TOPIC: ARGUMENT45 - The following appeared as an editorial in a wildlife journal.
"Arctic deer live on islands in Canada's arctic region. They search for food by moving over ice from island to island during the course of a year. Their habitat is limited to areas warm enough to sustain the plants on which they feed, and cold enough, at least some of the year, for the ice to cover the sea separating the islands, allowing the deer to travel over it. Unfortunately, according to reports from local hunters, the deer populations are declining. Since these reports coincide with recent global warming trends that have caused the sea ice to melt, we can conclude that the decline in arctic deer populations is the result of deer being unable to follow their age-old migration patterns across the frozen sea."

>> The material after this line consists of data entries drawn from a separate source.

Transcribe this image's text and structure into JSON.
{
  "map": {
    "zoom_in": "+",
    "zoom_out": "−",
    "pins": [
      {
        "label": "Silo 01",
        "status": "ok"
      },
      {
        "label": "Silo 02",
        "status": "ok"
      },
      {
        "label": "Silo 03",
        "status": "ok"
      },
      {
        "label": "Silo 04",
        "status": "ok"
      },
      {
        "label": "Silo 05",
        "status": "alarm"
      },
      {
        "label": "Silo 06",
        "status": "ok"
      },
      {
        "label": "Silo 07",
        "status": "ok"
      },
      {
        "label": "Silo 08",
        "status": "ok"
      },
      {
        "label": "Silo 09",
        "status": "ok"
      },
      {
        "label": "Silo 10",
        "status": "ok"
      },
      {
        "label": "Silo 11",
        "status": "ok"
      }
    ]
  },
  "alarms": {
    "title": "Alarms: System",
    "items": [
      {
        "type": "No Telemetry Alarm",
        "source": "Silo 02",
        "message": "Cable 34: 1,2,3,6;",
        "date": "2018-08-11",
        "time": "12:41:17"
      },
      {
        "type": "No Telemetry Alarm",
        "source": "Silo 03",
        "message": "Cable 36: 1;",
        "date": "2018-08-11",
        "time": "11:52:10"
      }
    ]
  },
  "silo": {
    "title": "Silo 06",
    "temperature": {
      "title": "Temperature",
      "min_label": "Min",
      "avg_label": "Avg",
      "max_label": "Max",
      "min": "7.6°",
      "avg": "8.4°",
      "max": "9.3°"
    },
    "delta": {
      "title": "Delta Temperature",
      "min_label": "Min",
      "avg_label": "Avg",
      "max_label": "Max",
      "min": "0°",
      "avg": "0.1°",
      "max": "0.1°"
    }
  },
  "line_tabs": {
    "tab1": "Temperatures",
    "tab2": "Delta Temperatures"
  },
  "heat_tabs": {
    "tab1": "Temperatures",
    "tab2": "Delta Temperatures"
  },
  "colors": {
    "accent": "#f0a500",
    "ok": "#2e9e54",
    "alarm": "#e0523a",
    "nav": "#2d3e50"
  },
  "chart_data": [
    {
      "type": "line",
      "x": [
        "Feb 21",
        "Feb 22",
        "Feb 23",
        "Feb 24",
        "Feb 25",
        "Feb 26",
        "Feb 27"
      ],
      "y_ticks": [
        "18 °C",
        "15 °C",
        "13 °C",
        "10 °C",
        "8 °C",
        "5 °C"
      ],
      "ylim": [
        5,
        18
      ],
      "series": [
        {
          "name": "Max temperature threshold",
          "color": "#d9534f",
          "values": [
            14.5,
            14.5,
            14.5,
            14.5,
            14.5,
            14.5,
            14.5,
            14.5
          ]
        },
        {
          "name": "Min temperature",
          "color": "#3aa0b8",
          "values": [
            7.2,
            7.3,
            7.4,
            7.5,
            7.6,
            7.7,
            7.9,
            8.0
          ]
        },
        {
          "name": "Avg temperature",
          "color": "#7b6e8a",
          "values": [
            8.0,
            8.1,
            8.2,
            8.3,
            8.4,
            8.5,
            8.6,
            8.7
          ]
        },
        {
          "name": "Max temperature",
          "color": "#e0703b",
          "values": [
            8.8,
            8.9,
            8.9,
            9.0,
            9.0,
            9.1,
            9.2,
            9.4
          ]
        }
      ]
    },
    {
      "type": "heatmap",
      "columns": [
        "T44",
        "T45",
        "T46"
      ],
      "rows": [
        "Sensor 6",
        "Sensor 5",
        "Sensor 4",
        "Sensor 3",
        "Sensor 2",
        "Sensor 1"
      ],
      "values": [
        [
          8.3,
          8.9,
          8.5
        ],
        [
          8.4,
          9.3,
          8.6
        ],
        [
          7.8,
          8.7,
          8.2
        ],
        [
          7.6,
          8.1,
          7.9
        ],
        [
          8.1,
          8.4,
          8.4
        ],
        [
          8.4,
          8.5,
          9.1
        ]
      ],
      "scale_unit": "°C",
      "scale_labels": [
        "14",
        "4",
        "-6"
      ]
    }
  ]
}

WORDS: 262 TIME: 1小时 DATE: 2008-1-27 下午 04:57:00
In this argument, by citing the reports that the deer populations are declining according to the local hunters the arguer conclude that declination of arctic deer is result from global warming, which cause melt of ice and disable those deer follow their age-old migration patterns across the frozen sea. The arguer . This argument suffers from several critical fallacies.
First, the report of declination of arctic deer populations is not liable because of the conductor of the survey.Although hunters is very familiar with the deer, their knowledge is still in limitation. Perhaps Arctic deer find a new way to hide from the hunters, and perhaps these deer move to other place that far from local residents, and therefore actually the population of the deer dose not decline at all. With out ruling out of those possibilities, the arguer simply cannot convince me that arctic deer population is in declination.
Secondly, provide that the amount of those deer is indeed in declination, it is not necessarily caused by global warming. correlativity is necessary for a causal relationship, but in itself, does not sufficient to prove such a relationship. Alternative explanation might exist. Maybe there are more hunters and thus killed more deer than before, and consequently decline the population. It is also possible that deer population is result from lacking of food somehow. Without accounting for these possibilities, the arguer can not convincingly put a causal relationship upon the two factors.
In conclusion, it would be necessary for the arguer to rule out all the possibilities before we could better evaluate the conclusion.